About 1 in 3 Australians surveyed (34%) say that they have fallen victim to scams when shopping online during the holiday season, with victims reporting that, on average, they’ve lost $566 as a result. With the expansion of technology into nearly all facets of daily life and first-hand experience with online scams, Australians aren’t strangers to threats in their online interactions. Other findings from the report showed that:
Almost 9 in 10 Australians surveyed (87%) would not be willing to click on a questionable link offering a good deal on technology products or a reduced energy bill to help cut costs due to inflation/rising cost of living.
Only 17% of Australians surveyed said they would be willing to share their own personal information or that of a friend or family member such as their name, email or birthdate to get a high demand gift or toy over the holiday season.
Almost a third of Australians surveyed (32%) are very concerned their personal details such as address, credit card details, email, etc. will be compromised when shopping online during the holiday season.
34% of Australians surveyed say they are very likely to check a retailer’s social media presence to determine if they are authentic, to help protect against potential cybercrime during the holiday season.
Of those surveyed who have fallen victim to scams during the holiday season, 49% say that these scams occurred via email, 32% on social media, 28% via text or on a third-party website and 26% via a phone call. Of these scam victims, 78% lost money as a result.
Many Australians opting for prioritizing mental health by changing online behaviours over holiday period
The Norton research also suggests most Australian adults plan to take action to protect their mental health during the holidays, which for some includes modifying their online behaviours, including media and online news consumption.

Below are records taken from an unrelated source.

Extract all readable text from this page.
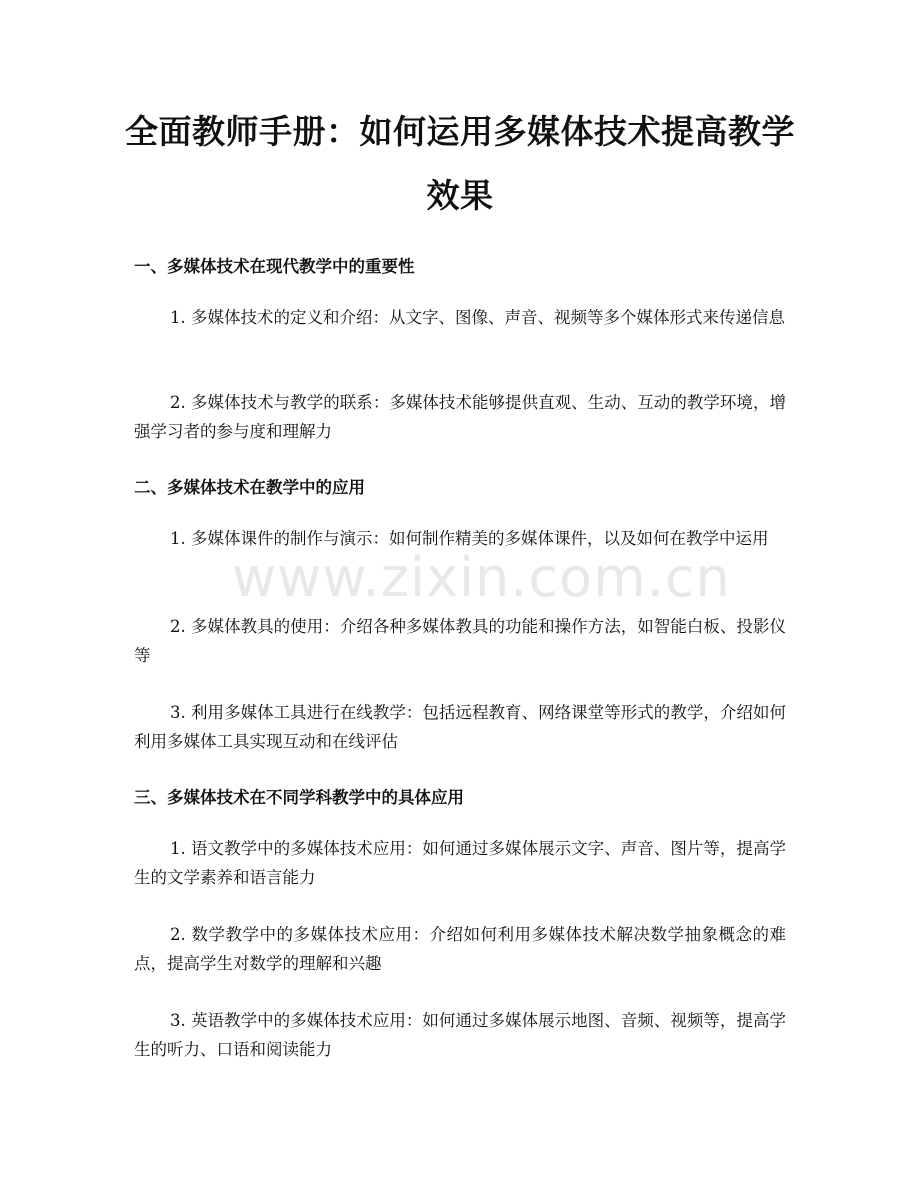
全面教师手册：如何运用多媒体技术提高教学效果
一、多媒体技术在现代教学中的重要性

1. 多媒体技术的定义和介绍：从文字、图像、声音、视频等多个媒体形式来传递信息

2. 多媒体技术与教学的联系：多媒体技术能够提供直观、生动、互动的教学环境，增强学习者的参与度和理解力

二、多媒体技术在教学中的应用

1. 多媒体课件的制作与演示：如何制作精美的多媒体课件，以及如何在教学中运用

2. 多媒体教具的使用：介绍各种多媒体教具的功能和操作方法，如智能白板、投影仪等

3. 利用多媒体工具进行在线教学：包括远程教育、网络课堂等形式的教学，介绍如何利用多媒体工具实现互动和在线评估

三、多媒体技术在不同学科教学中的具体应用

1. 语文教学中的多媒体技术应用：如何通过多媒体展示文字、声音、图片等，提高学生的文学素养和语言能力

2. 数学教学中的多媒体技术应用：介绍如何利用多媒体技术解决数学抽象概念的难点，提高学生对数学的理解和兴趣

3. 英语教学中的多媒体技术应用：如何通过多媒体展示地图、音频、视频等，提高学生的听力、口语和阅读能力

www.zixin.com.cn
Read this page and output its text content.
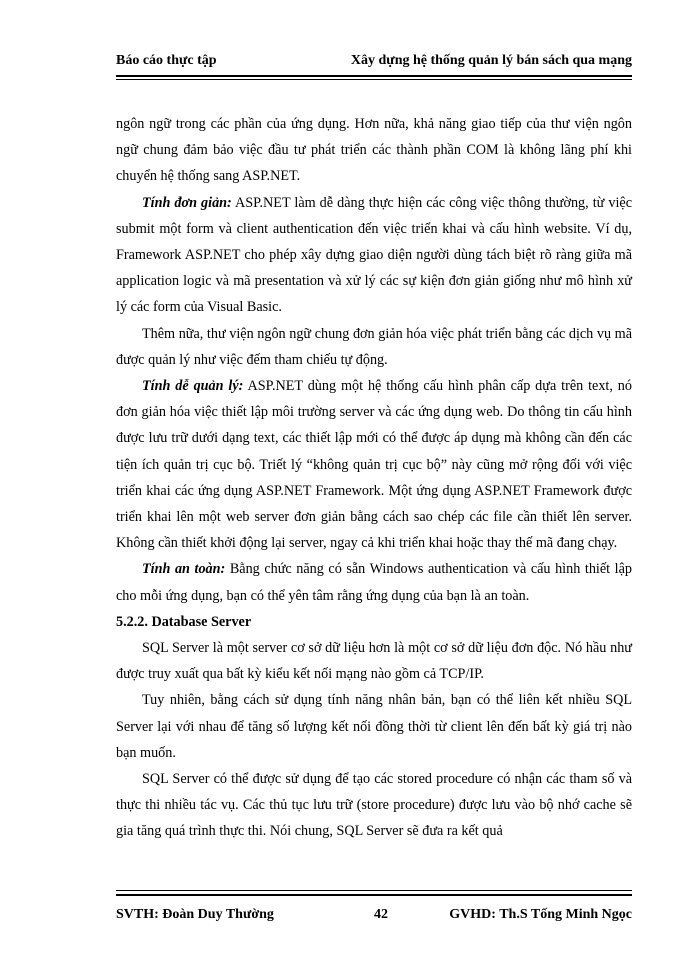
Báo cáo thực tập	Xây dựng hệ thống quản lý bán sách qua mạng

ngôn ngữ trong các phần của ứng dụng. Hơn nữa, khả năng giao tiếp của thư viện ngôn ngữ chung đảm bảo việc đầu tư phát triển các thành phần COM là không lãng phí khi chuyển hệ thống sang ASP.NET.

Tính đơn giản: ASP.NET làm dễ dàng thực hiện các công việc thông thường, từ việc submit một form và client authentication đến việc triển khai và cấu hình website. Ví dụ, Framework ASP.NET cho phép xây dựng giao diện người dùng tách biệt rõ ràng giữa mã application logic và mã presentation và xử lý các sự kiện đơn giản giống như mô hình xử lý các form của Visual Basic.

Thêm nữa, thư viện ngôn ngữ chung đơn giản hóa việc phát triển bằng các dịch vụ mã được quản lý như việc đếm tham chiếu tự động.

Tính dễ quản lý: ASP.NET dùng một hệ thống cấu hình phân cấp dựa trên text, nó đơn giản hóa việc thiết lập môi trường server và các ứng dụng web. Do thông tin cấu hình được lưu trữ dưới dạng text, các thiết lập mới có thể được áp dụng mà không cần đến các tiện ích quản trị cục bộ. Triết lý “không quản trị cục bộ” này cũng mở rộng đối với việc triển khai các ứng dụng ASP.NET Framework. Một ứng dụng ASP.NET Framework được triển khai lên một web server đơn giản bằng cách sao chép các file cần thiết lên server. Không cần thiết khởi động lại server, ngay cả khi triển khai hoặc thay thế mã đang chạy.

Tính an toàn: Bằng chức năng có sẵn Windows authentication và cấu hình thiết lập cho mỗi ứng dụng, bạn có thể yên tâm rằng ứng dụng của bạn là an toàn.

5.2.2. Database Server

SQL Server là một server cơ sở dữ liệu hơn là một cơ sở dữ liệu đơn độc. Nó hầu như được truy xuất qua bất kỳ kiểu kết nối mạng nào gồm cả TCP/IP.

Tuy nhiên, bằng cách sử dụng tính năng nhân bản, bạn có thể liên kết nhiều SQL Server lại với nhau để tăng số lượng kết nối đồng thời từ client lên đến bất kỳ giá trị nào bạn muốn.

SQL Server có thể được sử dụng để tạo các stored procedure có nhận các tham số và thực thi nhiều tác vụ. Các thủ tục lưu trữ (store procedure) được lưu vào bộ nhớ cache sẽ gia tăng quá trình thực thi. Nói chung, SQL Server sẽ đưa ra kết quả

SVTH: Đoàn Duy Thường	42	GVHD: Th.S Tống Minh Ngọc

Aussies are thinking ahead, planning to prioritise managing their mental health during the upcoming holiday season. More than 4 in 5 surveyed (81%) plan to take at least one action to manage their mental health, most typically by spending time outdoors (58%), reading books (37%), and/or reconnecting with friends / family using social media (34%).
However, many surveyed report that their mental health management will include adjustments to their online behaviour – consuming more positive social media content (22%), disconnecting from social media altogether (18%), muting or unfollowing certain individuals or influencers on social media (16%), or muting or unfollowing online news (13%).
Data are weighted where necessary by age, gender, region, education, and urbanicity to bring them in line with their actual proportions in the population.
Respondents for this survey were selected from among those who have agreed to participate in our surveys. The sampling precision of Harris online polls is measured by using a Bayesian credible interval. For this study, the sample data is accurate to within + 3.3 percentage points using a 95% confidence level. This credible interval will be wider among subsets of the surveyed population of interest.